Evening. A sudden, deafening heartbeat jars my bones, and a vague anxiety revisits. The helicopter is back. Hovering low, its searchlight swings over my window, invading my private space with public urgency. I feel consumed by the thrumming and vibrate with it. The beam of light passes over my window again before it flies away, but it doesn’t go far. It circles, again and again, as usual.
“Criminal on the loose again,” I say. This happens at least twice a week, sometimes twice a day. If it’s daylight, I feel compelled to run outside and stare up at the police chopper, or look for glimpses of it between the trees and rooftops. This is the nester in me, the homeowner afraid for her safety and security. And it’s the thiefhunter in me, trying to triangulate the position of the fleeing perp, guess the scene of the crime.
If it’s night, I mentally confirm that all doors are locked. Who is being hunted?
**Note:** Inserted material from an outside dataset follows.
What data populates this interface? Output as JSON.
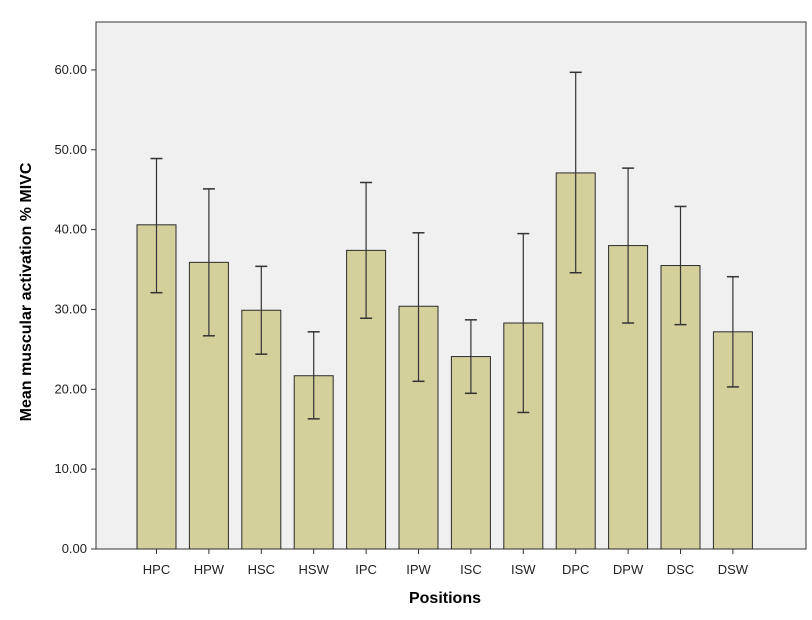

What did he do? Where is he now? Where would I go, if it were me? My neighborhood’s a good one for hiding, with all its mature trees and shrubs and shadows. Lots of walls to leap over. Did I leave any lights on to light up the yard? Sometimes Bob and I turn on a police scanner, but it’s never interesting. Sometimes we only get valet parking attendants, or something to do with golf. We haven’t learned how to use it properly.
Sometimes the helicopter is accompanied by sirens on the ground, but not always. Today the police cars actually drove onto the street behind my house. There, they always turn off their sirens before entering the neighborhood.
I don’t live in a war zone, but in a city center. Having grown up in suburbia, I can’t ignore these incidents as life-long city-dwellers might. The searches are never resolved to my satisfaction. I never learn what happened, or if the subject was caught. In fact, I’m always left with the vague assumption that the helicopter just gave up and left the criminal on the loose. It’s always a criminal, by the way. Never a suspect. In my mind.